The sophisticated methods applied by the fraudsters means even business-savvy folk with a sound knowledge of how stockbrokers operate are being caught out. These statistics should serve as a warning for investors to approach new opportunities with caution.
How much can you lose?
According to Action Fraud, victims of investment fraud lost an average of £32,000 last year in swindles that included share sales, wine investments, foreign exchange and land overseas. One of the most common scams at the moment is the free pension review scam, with fraudsters seeking to capitalise on pension freedoms which give savers more flexibility on how to use their retirement pot.
How likely are you to get scammed?
A study by Citizen's Advice found nine out of ten people would fail to spot common warning signs of a pension scam, such as unusually high investment returns, cold calling and offers of free financial advice. The report titled 'Too Good To Be True', found 76% of people felt confident they could spot a fake, but of them only 12% succeeded in being able to tell which pensions offers were legitimate.

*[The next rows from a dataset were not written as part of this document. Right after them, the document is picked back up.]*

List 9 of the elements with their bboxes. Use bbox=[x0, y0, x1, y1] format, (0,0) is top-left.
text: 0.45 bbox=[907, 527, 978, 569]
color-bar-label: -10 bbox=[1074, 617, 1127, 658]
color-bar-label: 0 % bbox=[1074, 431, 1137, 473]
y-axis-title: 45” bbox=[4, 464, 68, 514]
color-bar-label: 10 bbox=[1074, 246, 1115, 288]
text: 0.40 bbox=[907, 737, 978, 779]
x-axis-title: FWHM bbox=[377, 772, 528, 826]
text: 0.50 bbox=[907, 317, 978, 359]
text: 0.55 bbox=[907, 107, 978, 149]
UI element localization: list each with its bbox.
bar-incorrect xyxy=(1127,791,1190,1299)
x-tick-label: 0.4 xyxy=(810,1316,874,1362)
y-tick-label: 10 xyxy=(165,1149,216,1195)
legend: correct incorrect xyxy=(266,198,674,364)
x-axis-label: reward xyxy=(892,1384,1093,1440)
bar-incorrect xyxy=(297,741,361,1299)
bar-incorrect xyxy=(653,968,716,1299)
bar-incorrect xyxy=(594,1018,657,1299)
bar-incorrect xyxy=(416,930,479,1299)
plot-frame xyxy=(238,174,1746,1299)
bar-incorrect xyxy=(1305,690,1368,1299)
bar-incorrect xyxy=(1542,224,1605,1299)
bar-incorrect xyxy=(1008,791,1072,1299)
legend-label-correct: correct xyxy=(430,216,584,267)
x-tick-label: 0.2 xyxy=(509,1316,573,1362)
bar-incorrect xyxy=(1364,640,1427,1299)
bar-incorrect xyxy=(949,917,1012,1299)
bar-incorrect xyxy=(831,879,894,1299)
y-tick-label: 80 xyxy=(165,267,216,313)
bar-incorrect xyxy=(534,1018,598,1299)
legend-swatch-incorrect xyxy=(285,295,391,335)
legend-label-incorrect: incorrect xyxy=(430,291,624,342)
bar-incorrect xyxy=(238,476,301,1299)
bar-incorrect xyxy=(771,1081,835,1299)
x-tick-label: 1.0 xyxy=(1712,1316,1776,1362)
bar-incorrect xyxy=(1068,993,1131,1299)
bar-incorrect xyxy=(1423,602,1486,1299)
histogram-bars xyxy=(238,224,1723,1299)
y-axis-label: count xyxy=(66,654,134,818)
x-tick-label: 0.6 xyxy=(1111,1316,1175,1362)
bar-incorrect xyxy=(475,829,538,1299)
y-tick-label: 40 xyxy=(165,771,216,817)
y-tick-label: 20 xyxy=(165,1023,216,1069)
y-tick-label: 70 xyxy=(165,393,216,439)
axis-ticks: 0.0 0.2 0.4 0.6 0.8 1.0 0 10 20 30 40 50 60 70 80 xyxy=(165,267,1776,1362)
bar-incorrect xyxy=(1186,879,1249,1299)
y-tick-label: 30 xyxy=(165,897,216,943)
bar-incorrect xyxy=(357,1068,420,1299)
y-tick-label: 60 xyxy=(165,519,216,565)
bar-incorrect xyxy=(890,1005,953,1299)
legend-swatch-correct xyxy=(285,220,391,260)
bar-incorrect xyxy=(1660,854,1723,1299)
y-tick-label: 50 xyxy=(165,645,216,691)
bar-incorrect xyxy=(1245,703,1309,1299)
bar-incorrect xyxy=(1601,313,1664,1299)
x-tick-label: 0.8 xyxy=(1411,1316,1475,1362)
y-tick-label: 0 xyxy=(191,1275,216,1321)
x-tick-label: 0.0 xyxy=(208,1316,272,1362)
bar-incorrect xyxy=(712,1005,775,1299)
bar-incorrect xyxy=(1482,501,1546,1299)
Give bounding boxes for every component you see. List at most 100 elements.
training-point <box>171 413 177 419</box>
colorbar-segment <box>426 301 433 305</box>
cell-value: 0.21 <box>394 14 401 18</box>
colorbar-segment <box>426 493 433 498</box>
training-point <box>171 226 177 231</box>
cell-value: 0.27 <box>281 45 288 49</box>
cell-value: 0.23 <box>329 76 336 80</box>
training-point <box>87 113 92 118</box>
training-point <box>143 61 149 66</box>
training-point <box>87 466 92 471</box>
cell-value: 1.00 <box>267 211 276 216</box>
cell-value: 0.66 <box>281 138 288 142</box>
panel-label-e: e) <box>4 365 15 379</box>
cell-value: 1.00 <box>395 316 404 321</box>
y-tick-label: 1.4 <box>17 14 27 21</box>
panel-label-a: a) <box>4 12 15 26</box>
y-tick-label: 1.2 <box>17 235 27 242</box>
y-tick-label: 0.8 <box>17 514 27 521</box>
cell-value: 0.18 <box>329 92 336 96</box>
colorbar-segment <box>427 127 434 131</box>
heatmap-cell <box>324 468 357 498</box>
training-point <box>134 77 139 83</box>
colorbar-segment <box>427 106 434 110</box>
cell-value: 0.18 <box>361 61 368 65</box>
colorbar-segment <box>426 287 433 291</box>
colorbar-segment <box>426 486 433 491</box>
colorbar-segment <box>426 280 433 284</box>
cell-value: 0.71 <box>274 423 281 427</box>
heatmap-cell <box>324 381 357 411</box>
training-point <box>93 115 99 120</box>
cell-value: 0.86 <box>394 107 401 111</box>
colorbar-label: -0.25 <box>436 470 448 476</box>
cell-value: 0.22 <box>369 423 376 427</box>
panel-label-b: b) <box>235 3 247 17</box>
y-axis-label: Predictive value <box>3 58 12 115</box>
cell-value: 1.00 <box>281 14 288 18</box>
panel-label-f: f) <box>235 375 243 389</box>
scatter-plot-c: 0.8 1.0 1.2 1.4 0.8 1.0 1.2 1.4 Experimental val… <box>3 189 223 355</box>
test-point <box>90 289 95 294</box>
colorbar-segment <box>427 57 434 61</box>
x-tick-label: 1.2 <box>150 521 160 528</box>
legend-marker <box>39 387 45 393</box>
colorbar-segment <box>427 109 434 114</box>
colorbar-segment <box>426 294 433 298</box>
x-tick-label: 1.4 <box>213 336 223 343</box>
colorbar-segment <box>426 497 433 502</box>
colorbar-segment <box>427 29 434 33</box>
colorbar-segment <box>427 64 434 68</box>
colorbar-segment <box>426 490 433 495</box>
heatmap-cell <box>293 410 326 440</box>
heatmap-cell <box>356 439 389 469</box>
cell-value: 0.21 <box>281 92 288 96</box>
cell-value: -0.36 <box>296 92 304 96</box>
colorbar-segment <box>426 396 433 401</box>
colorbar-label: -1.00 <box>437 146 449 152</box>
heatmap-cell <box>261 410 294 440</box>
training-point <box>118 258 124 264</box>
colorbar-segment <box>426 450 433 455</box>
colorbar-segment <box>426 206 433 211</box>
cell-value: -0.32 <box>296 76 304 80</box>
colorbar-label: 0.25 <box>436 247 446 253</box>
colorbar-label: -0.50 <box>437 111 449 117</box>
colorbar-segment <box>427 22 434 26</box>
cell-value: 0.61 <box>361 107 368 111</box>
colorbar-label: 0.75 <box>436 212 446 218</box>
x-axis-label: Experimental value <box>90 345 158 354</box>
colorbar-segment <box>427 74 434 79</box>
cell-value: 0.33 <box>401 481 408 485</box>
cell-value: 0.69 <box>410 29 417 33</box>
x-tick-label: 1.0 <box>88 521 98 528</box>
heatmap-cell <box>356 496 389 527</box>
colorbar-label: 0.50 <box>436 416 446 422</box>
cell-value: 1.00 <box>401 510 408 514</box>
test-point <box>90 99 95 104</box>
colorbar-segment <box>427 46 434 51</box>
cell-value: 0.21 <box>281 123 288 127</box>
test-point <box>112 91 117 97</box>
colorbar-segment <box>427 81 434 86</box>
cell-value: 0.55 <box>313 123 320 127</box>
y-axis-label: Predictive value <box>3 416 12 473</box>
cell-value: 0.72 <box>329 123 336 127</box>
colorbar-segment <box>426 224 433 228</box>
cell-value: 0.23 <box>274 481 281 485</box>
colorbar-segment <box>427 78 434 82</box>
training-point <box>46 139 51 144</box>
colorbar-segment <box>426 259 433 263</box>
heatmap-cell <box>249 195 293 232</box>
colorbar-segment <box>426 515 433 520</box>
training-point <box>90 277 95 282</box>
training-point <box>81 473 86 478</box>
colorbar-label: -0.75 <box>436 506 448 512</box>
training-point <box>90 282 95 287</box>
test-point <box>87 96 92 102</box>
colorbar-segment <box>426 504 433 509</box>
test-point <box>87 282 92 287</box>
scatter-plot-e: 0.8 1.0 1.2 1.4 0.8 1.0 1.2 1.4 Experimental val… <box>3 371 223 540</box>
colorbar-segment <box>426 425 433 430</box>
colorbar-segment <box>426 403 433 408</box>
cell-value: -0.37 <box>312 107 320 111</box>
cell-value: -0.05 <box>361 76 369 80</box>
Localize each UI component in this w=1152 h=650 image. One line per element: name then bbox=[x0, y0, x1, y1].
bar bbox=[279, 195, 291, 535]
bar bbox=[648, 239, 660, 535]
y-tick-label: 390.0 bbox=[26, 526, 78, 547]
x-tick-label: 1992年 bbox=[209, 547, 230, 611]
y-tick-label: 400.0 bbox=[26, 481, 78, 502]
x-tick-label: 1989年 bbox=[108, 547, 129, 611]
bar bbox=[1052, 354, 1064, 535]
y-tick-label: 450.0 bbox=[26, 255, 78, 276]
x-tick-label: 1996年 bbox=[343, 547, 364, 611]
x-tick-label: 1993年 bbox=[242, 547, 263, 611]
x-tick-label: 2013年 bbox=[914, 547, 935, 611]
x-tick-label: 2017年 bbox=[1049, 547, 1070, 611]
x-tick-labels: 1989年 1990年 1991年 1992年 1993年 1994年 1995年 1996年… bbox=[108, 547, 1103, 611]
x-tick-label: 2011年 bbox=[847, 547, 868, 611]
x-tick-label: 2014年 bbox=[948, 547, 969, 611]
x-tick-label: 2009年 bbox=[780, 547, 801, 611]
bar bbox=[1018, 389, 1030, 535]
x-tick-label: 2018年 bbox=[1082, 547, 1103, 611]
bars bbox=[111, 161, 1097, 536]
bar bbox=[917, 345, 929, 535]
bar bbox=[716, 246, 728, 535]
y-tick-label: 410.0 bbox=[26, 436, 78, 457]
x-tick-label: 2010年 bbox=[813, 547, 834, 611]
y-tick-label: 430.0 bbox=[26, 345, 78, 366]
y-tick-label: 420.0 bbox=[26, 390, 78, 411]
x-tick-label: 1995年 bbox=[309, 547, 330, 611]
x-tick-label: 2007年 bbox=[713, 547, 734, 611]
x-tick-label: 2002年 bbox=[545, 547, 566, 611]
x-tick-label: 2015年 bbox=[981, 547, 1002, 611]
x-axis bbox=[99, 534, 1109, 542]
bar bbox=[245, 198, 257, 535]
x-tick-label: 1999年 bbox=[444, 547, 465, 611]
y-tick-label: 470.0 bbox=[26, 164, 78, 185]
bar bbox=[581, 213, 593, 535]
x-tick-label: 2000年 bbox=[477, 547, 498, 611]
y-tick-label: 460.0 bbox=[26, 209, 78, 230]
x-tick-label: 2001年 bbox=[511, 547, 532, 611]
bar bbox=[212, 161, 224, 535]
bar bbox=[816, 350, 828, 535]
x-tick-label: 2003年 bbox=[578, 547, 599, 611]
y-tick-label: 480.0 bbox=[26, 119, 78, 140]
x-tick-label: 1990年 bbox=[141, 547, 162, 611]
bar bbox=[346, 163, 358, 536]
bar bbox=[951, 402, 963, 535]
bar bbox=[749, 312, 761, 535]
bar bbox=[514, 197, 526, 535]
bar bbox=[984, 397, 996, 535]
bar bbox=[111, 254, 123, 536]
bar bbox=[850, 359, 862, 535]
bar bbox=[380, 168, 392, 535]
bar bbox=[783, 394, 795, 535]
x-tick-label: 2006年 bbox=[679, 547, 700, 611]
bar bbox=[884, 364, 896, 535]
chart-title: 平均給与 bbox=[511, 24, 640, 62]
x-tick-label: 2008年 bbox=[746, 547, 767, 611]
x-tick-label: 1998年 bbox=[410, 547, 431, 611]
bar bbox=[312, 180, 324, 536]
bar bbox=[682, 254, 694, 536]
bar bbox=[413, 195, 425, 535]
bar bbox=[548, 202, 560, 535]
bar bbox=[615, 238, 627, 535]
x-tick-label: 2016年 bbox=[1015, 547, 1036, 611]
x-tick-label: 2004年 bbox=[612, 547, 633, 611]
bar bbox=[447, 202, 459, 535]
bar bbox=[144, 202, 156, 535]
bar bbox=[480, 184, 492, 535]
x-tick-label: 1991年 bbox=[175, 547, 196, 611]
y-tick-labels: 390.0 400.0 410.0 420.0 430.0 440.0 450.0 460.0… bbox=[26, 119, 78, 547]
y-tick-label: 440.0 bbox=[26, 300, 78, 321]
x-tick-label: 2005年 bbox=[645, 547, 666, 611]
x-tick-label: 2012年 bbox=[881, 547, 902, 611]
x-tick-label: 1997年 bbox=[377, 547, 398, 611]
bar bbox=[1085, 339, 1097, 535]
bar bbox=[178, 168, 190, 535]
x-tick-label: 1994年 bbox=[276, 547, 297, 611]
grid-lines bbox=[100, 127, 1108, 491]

The free reviews and advice are designed to grab your interest, while leaving you in no doubt that they are the right people to help you. A recent YouGov survey by the Financial Conduct Authority (FCA) found that one in eight (14%) of over 55s who invested in financial products (such as stocks and shares) spent little or no time researching them before handing over the money.
Who's at risk?
Over 77% of victims reporting investment fraud are men with the average age of 65, but anyone thinking of investing should show due diligence.
Isn't it only the gullible who get scammed?
Investment fraudsters run sophisticated networks that look legitimate, from the professional websites and impressive brochures to the impeccable customer service and testimonials. Seasoned investors are also caught out, and the biggest individual loss recorded by the police is £6m.
Can they be stopped?
The authorities have been coming down hard on scammers, with multi-agency drives and police initiatives set up to combat boiler room fraud. Despite many arrests, last year over 3,000 reports of investment fraud were made to Action Fraud. Research by the FCA suggests that investment fraud often goes unreported, so the actual problem may be far greater.
Before you invest with an individual or firm always verify their credentials. Do not use the links provided by them. Check to see if they are authorised or registered by the Financial Conduct Authority (FCA) using the Financial Services Register. Firms and individuals can only conduct regulated financial services activities in the UK if they are authorised by the FCA or registered to do so, or are otherwise exempt.
To learn about the potential pitfalls in relation to an investment offer, check the FCA Warning List.